Dal prossimo 1 novembre a Roma dovrà entrare in vigore il Piano Generale del Traffico Urbano (PGTU), una misura studiata dalla precedente amministrazione comunale al fine di ridurre l'inquinamento nella Capitale. Il provvedimento dovrà essere attuato dalla Giunta Raggi e avrà significativi effetti sulla quotidianità di pendolari e residenti, i possessori di auto più datate subiranno il blocco del traffico, ma si parla già di deroghe e scappatoie.

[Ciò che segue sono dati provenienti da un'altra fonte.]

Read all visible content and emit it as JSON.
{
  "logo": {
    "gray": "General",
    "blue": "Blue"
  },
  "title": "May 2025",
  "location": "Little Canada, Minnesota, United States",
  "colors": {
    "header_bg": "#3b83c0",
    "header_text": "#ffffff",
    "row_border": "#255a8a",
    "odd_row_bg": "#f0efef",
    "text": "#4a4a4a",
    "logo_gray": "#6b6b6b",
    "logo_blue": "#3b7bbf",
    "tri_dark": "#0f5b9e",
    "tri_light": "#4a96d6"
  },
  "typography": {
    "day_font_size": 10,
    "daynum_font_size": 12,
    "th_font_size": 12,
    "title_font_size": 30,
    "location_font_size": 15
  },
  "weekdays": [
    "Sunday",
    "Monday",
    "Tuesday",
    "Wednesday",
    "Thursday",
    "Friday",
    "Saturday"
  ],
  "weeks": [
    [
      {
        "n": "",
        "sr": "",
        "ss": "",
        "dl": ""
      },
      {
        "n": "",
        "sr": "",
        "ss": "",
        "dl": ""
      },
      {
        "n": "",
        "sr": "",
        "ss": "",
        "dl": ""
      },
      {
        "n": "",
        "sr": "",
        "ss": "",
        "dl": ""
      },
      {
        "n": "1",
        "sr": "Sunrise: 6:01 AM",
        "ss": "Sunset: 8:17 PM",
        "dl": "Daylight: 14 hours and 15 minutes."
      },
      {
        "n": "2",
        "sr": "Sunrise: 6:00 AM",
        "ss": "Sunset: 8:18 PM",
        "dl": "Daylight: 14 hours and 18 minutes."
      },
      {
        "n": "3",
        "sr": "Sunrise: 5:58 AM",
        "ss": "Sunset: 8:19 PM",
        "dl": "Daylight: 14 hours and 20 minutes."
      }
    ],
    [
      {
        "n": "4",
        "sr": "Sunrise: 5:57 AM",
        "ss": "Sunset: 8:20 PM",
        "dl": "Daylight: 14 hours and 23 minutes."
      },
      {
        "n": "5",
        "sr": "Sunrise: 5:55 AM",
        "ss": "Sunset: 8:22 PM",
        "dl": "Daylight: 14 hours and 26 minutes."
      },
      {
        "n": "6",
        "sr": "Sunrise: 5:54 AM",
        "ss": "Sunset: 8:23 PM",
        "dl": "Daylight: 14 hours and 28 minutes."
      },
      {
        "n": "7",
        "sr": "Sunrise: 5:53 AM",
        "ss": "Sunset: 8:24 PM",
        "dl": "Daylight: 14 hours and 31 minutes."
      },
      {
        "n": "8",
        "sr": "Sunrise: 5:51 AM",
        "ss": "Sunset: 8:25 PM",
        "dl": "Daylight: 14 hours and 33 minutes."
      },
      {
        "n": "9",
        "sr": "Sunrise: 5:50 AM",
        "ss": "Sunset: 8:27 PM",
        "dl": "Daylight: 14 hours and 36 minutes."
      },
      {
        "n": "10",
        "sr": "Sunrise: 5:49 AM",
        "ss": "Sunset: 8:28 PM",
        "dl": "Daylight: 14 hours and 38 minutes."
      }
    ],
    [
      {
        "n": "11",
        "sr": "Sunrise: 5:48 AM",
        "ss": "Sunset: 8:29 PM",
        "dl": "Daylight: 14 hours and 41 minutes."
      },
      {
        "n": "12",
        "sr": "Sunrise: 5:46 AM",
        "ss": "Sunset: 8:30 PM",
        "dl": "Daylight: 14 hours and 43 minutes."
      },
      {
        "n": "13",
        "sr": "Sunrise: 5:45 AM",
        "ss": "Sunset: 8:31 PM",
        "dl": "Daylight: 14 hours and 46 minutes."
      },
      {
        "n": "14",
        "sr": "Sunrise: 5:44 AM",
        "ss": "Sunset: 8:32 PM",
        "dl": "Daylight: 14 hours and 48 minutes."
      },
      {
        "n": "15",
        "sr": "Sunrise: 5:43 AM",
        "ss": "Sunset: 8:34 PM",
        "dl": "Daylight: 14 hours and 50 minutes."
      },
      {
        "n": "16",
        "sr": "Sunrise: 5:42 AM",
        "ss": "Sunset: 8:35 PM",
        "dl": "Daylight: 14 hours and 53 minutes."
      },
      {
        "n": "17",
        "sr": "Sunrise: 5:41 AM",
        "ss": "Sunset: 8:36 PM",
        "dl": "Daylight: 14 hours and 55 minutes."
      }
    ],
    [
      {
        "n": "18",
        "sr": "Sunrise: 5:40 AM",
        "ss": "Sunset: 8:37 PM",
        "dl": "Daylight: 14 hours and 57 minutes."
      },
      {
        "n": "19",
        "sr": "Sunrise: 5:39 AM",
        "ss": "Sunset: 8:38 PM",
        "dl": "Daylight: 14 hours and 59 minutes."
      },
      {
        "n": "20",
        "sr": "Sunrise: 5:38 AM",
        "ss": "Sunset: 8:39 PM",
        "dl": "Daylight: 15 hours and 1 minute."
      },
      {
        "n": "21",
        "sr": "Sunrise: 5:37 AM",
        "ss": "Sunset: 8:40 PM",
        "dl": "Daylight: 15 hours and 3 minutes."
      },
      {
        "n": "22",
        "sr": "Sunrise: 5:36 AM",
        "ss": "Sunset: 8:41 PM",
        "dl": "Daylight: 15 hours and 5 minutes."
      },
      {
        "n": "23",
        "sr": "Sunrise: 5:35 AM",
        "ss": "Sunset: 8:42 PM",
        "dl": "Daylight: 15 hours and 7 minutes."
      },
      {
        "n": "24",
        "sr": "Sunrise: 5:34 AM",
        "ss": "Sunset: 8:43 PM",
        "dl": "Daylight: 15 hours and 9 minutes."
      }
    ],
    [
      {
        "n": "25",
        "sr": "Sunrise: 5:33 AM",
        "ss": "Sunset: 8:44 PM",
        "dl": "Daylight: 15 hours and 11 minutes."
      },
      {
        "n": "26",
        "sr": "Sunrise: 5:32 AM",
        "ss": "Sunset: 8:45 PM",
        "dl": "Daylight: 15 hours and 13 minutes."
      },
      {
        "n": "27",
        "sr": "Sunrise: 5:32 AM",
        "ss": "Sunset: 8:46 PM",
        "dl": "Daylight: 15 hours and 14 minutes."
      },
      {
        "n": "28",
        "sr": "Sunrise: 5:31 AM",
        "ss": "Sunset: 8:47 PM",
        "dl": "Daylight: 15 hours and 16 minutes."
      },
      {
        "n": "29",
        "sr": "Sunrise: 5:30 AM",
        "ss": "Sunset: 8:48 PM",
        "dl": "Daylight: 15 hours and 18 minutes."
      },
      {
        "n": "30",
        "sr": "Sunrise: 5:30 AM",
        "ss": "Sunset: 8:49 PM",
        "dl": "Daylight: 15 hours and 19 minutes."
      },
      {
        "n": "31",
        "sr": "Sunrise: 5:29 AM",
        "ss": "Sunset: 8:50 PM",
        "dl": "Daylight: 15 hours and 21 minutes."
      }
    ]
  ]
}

BACCHETTATE DALLA COMMISSIONE EUROPEA In seguito alla procedura di infrazione avviata dalla Commissione Europea per il superamento dei valori limite di NO2 in 15 zone e agglomerati sul territorio italiano, tra queste anche Roma, la Giunta Marino nell'aprile 2015 sviluppò ed approvò un provvedimento per ridimensionare il traffico capitolino e le emissioni inquinanti (Scopri quanto inquinano freni e gomme delle auto). Il provvedimento fu implementato da una delibera del Commissario Straordinario Tronca del novembre 2015 con la quale si estende dal 1 novembre 2016 la limitazione di accesso della ZTL Anello Ferroviario alla ZTL Fascia Verde. Questo si traduce nel divieto di circolazione, nelle zone limitate dalla ZTL, per i veicoli a benzina con omologazione Euro 0, e 1, per i veicoli diesel Euro 0, 1 e 2.

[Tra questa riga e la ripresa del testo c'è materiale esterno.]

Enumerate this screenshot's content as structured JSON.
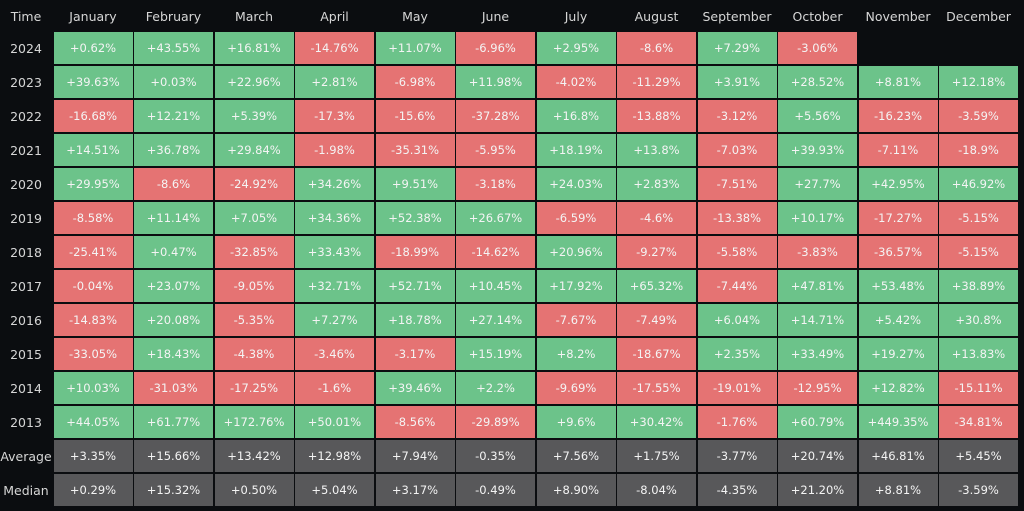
{
  "colors": {
    "positive": "#6cc38a",
    "negative": "#e57373",
    "summary": "#58585a",
    "background": "#0b0d10"
  },
  "chart_data": {
    "type": "table",
    "corner_label": "Time",
    "columns": [
      "January",
      "February",
      "March",
      "April",
      "May",
      "June",
      "July",
      "August",
      "September",
      "October",
      "November",
      "December"
    ],
    "rows": [
      {
        "label": "2024",
        "values": [
          "+0.62%",
          "+43.55%",
          "+16.81%",
          "-14.76%",
          "+11.07%",
          "-6.96%",
          "+2.95%",
          "-8.6%",
          "+7.29%",
          "-3.06%",
          null,
          null
        ]
      },
      {
        "label": "2023",
        "values": [
          "+39.63%",
          "+0.03%",
          "+22.96%",
          "+2.81%",
          "-6.98%",
          "+11.98%",
          "-4.02%",
          "-11.29%",
          "+3.91%",
          "+28.52%",
          "+8.81%",
          "+12.18%"
        ]
      },
      {
        "label": "2022",
        "values": [
          "-16.68%",
          "+12.21%",
          "+5.39%",
          "-17.3%",
          "-15.6%",
          "-37.28%",
          "+16.8%",
          "-13.88%",
          "-3.12%",
          "+5.56%",
          "-16.23%",
          "-3.59%"
        ]
      },
      {
        "label": "2021",
        "values": [
          "+14.51%",
          "+36.78%",
          "+29.84%",
          "-1.98%",
          "-35.31%",
          "-5.95%",
          "+18.19%",
          "+13.8%",
          "-7.03%",
          "+39.93%",
          "-7.11%",
          "-18.9%"
        ]
      },
      {
        "label": "2020",
        "values": [
          "+29.95%",
          "-8.6%",
          "-24.92%",
          "+34.26%",
          "+9.51%",
          "-3.18%",
          "+24.03%",
          "+2.83%",
          "-7.51%",
          "+27.7%",
          "+42.95%",
          "+46.92%"
        ]
      },
      {
        "label": "2019",
        "values": [
          "-8.58%",
          "+11.14%",
          "+7.05%",
          "+34.36%",
          "+52.38%",
          "+26.67%",
          "-6.59%",
          "-4.6%",
          "-13.38%",
          "+10.17%",
          "-17.27%",
          "-5.15%"
        ]
      },
      {
        "label": "2018",
        "values": [
          "-25.41%",
          "+0.47%",
          "-32.85%",
          "+33.43%",
          "-18.99%",
          "-14.62%",
          "+20.96%",
          "-9.27%",
          "-5.58%",
          "-3.83%",
          "-36.57%",
          "-5.15%"
        ]
      },
      {
        "label": "2017",
        "values": [
          "-0.04%",
          "+23.07%",
          "-9.05%",
          "+32.71%",
          "+52.71%",
          "+10.45%",
          "+17.92%",
          "+65.32%",
          "-7.44%",
          "+47.81%",
          "+53.48%",
          "+38.89%"
        ]
      },
      {
        "label": "2016",
        "values": [
          "-14.83%",
          "+20.08%",
          "-5.35%",
          "+7.27%",
          "+18.78%",
          "+27.14%",
          "-7.67%",
          "-7.49%",
          "+6.04%",
          "+14.71%",
          "+5.42%",
          "+30.8%"
        ]
      },
      {
        "label": "2015",
        "values": [
          "-33.05%",
          "+18.43%",
          "-4.38%",
          "-3.46%",
          "-3.17%",
          "+15.19%",
          "+8.2%",
          "-18.67%",
          "+2.35%",
          "+33.49%",
          "+19.27%",
          "+13.83%"
        ]
      },
      {
        "label": "2014",
        "values": [
          "+10.03%",
          "-31.03%",
          "-17.25%",
          "-1.6%",
          "+39.46%",
          "+2.2%",
          "-9.69%",
          "-17.55%",
          "-19.01%",
          "-12.95%",
          "+12.82%",
          "-15.11%"
        ]
      },
      {
        "label": "2013",
        "values": [
          "+44.05%",
          "+61.77%",
          "+172.76%",
          "+50.01%",
          "-8.56%",
          "-29.89%",
          "+9.6%",
          "+30.42%",
          "-1.76%",
          "+60.79%",
          "+449.35%",
          "-34.81%"
        ]
      }
    ],
    "summary_rows": [
      {
        "label": "Average",
        "values": [
          "+3.35%",
          "+15.66%",
          "+13.42%",
          "+12.98%",
          "+7.94%",
          "-0.35%",
          "+7.56%",
          "+1.75%",
          "-3.77%",
          "+20.74%",
          "+46.81%",
          "+5.45%"
        ]
      },
      {
        "label": "Median",
        "values": [
          "+0.29%",
          "+15.32%",
          "+0.50%",
          "+5.04%",
          "+3.17%",
          "-0.49%",
          "+8.90%",
          "-8.04%",
          "-4.35%",
          "+21.20%",
          "+8.81%",
          "-3.59%"
        ]
      }
    ]
  }
}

BLOCCO ANCHE PER BENZINA EURO 2 E DIESEL EURO 3 Per ottemperare alle richieste di riduzione delle emissioni il provvedimento prevede anche la possibile estensione del blocco anche ai mezzi Euro 2 a benzina ed Euro 3 alimentati a gasolio (Sapevi che l'Area C di Milano è off limits per i diesel Euro 4?). La nuova amministrazione comunale di Roma avrà poco meno di 20 giorni per dover decidere e deliberare l'ampliamento del PGTU; l'ampliamento si ripercuoterà non solo sui residenti delle zone interessate ma anche sul grande flusso di pendolari che per lavoro deve raggiungere ogni giorno il cuore della città. Basti pensare che dal 2004 al 2012 i pendolari provenienti dalla provincia sono aumentati del 60%. La Giunta dovrà inoltre tener conto della necessità di potenziare il trasporto pubblico, intensificando sia la presenza di mezzi che la frequenza nelle corse.

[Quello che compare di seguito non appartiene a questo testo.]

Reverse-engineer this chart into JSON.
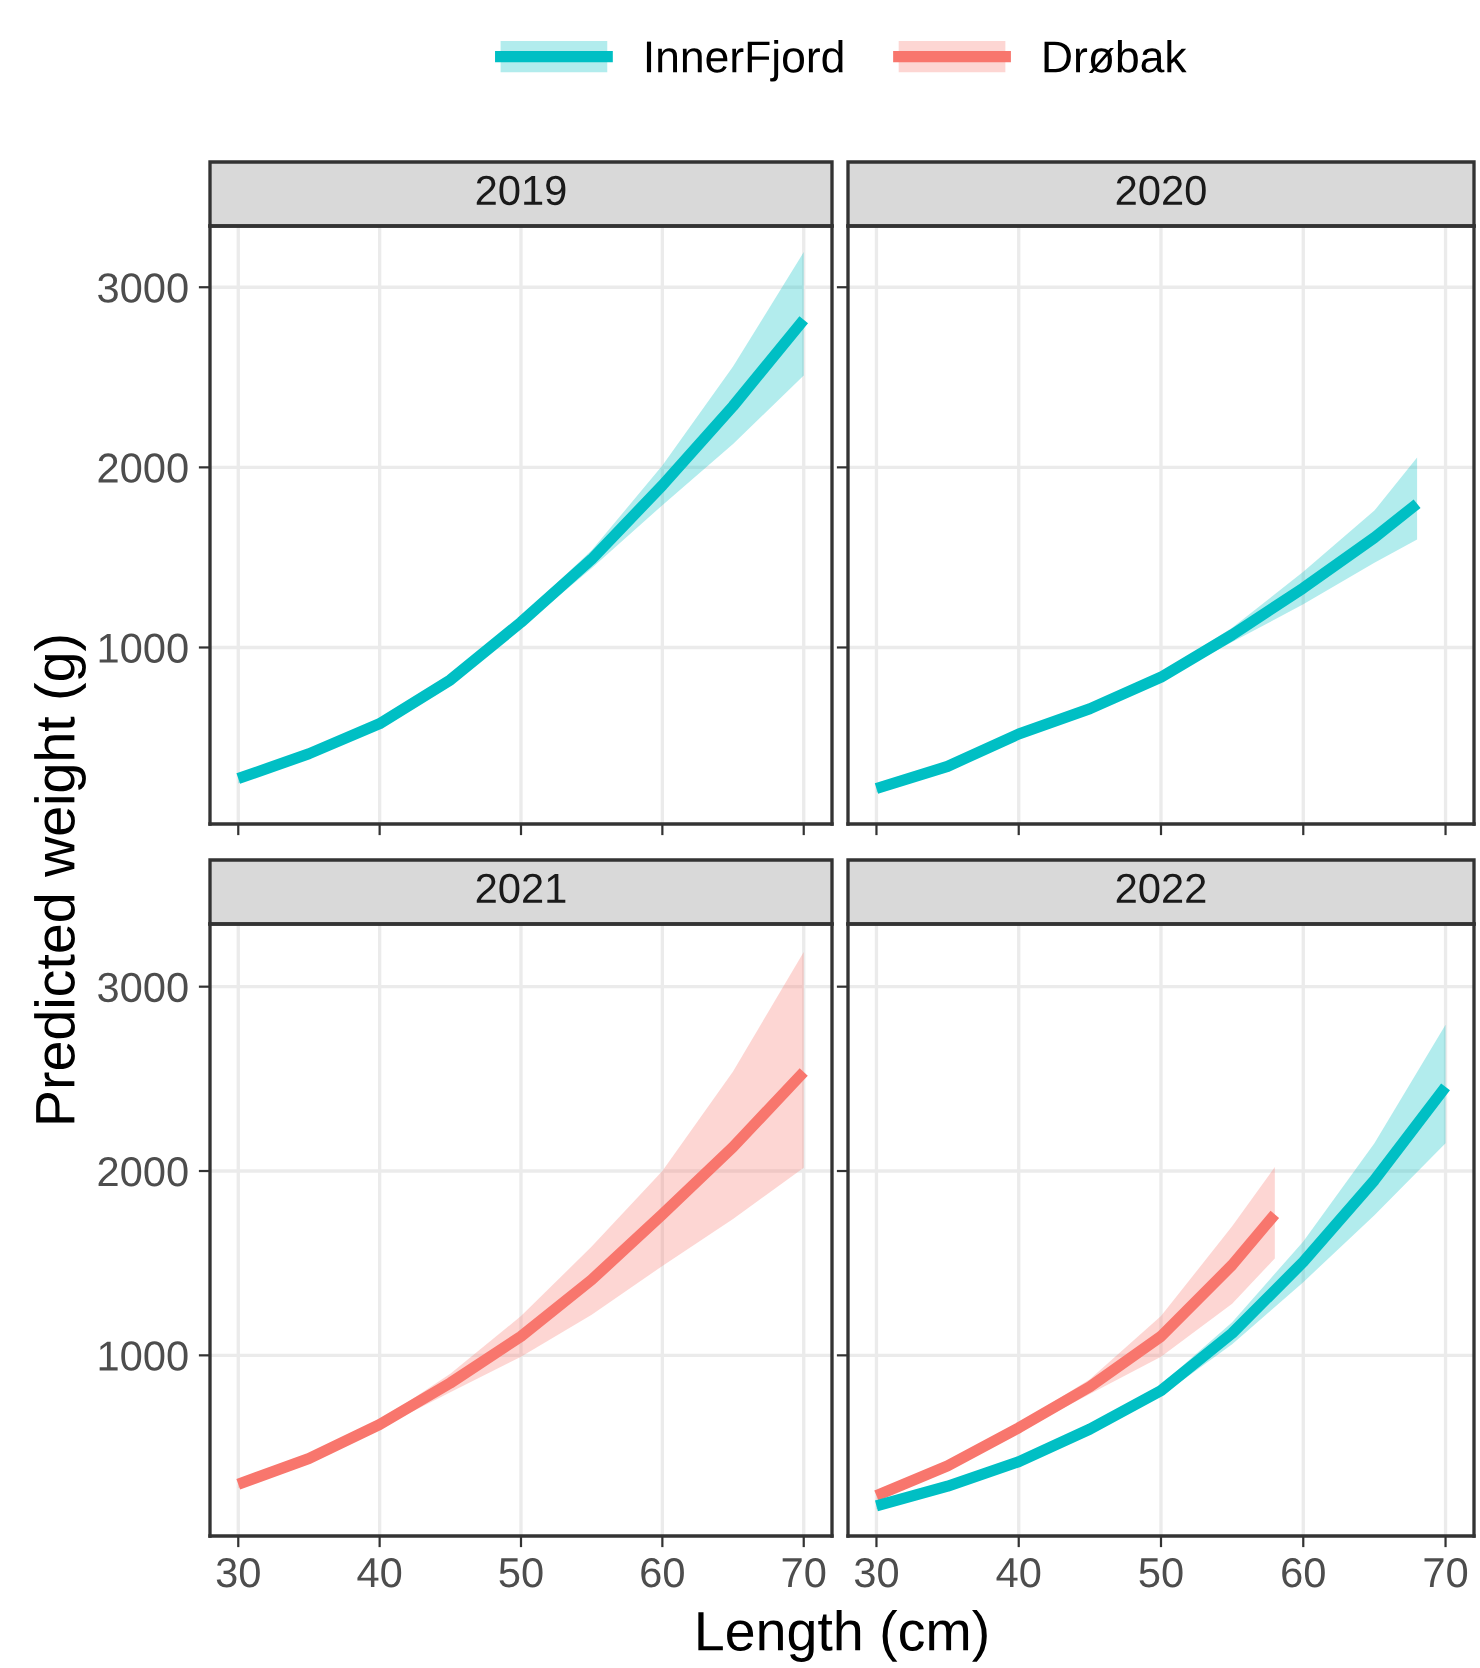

IL CAMPIDOGLIO RIFLETTE SULLE DEROGHE Il blocco del traffico, secondo quanto previsto dal PGTU, sarà operativo dal lunedì al venerdì, lasciando libero accesso alla ZTL il sabato, la domenica e i giorni festivi infrasettimanali. Riguardo al coinvolgimento dei mezzi benzina Euro 2 e diesel Euro 3, il Campidoglio starebbe valutando alcune deroghe per limitare i disagi dei cittadini e cercare al tempo stesso di ottemperare agli obblighi sulla sostenibilità ambientale. Tra le deroghe al vaglio ci sarebbe il salvacondotto per 1 anno per i veicoli in sub judice e il blocco totale, salvo alcune finestre orarie per i mezzi commerciali, nelle giornate di picco d'inquinamento (Leggi il caso ZTL di Palermo, il TAR la boccia ma il Comune insiste).

1 commento

Paolo
17:47, 24 ottobre 2016

Il problema dell'inquinamento deriva anche in buona parte dal parcheggio selvaggio in tante zone della città che rallenta pesantemente la circolazione dei veicoli che sono costretti a lunghe file con conseguente emissione di maggior quantità di gas. Ci sono piazze e strade in cui la carreggiata è pesantemente ridotta a causa di questo fenomeno: baste rebbe creare piccole unità della Polizia Municipale con il compito di sanzionare ogni giorno questo comportamento illegittimo di tanti automobilisti.